Lower court decision: United States v. Lockhart, 749 F.3d 148 (2nd Cir. 2014)
There’s a split among the federal circuits on the meaning of § 2252(b)(2), but it’s not very deep. At least five circuits (including the Second Circuit in this case) hold that the phrase “involving a minor or ward” applies only to “abusive sexual conduct” but not to “aggravated sexual abuse” or “sexual abuse.” Our own circuit takes this approach. United States v. Rezin, 322 F.3d 443, 448 (7th Cir. 2003). Only the Eighth Circuit has said that “involving a minor or ward” modifies “aggravated sexual abuse” and “sexual abuse” in addition to “abusive sexual conduct” so that a state conviction triggers the minimum mandatory only if there was a minor victim, though it hasn’t engaged in much analysis of the language because the state convictions apparently did involve a minor. United States v. Linngren, 652 F.3d 868, 870 (8th Cir. 2011).
But if the circuit split isn’t deep, there’s another reason the Court may have wanted to take this case: As Lockhart’s petition notes (at 7 n.1), “[m]aterially identical language” appears in other federal child pornography statutes, namely, 18 U.S.C. §§ 2251(e) (penalties for production of child pornography), 2252(b)(1) (receipt and distribution of child pornography), 2252A(b)(1) (receipt and distribution of child pornography), and 2252A(b)(2) (possession of child pornography). The prospect of the issue arising in other cases, then, might have been as important as the weak circuit split.

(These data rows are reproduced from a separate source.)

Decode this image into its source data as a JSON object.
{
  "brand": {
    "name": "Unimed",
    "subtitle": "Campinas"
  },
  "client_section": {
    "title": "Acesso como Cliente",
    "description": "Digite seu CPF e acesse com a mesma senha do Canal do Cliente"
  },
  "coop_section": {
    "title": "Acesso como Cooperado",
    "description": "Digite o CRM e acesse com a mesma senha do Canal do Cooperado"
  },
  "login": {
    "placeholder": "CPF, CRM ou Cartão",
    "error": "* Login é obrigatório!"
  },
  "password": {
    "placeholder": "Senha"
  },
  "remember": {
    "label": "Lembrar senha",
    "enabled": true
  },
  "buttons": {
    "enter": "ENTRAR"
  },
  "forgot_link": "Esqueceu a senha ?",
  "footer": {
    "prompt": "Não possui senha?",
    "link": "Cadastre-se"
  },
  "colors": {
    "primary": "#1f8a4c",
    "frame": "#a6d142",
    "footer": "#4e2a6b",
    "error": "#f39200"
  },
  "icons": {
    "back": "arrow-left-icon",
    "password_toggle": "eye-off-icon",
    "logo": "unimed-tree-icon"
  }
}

The decision in this case will have no direct effect on Wisconsin law, though it might be of interest to aficionados of the more obscure canons of statutory construction. The parties’ basic arguments hinge on whether the statute must be read using the “last antecedent rule” (a limiting clause or phrase is ordinarily read to modify only the noun or phrase that it immediately follows) or the “series qualifier canon” (a modifier at the beginning or end of a series of terms modifies all the terms). You never know when an opinion expounding on the applicability of those two rules might come in handy.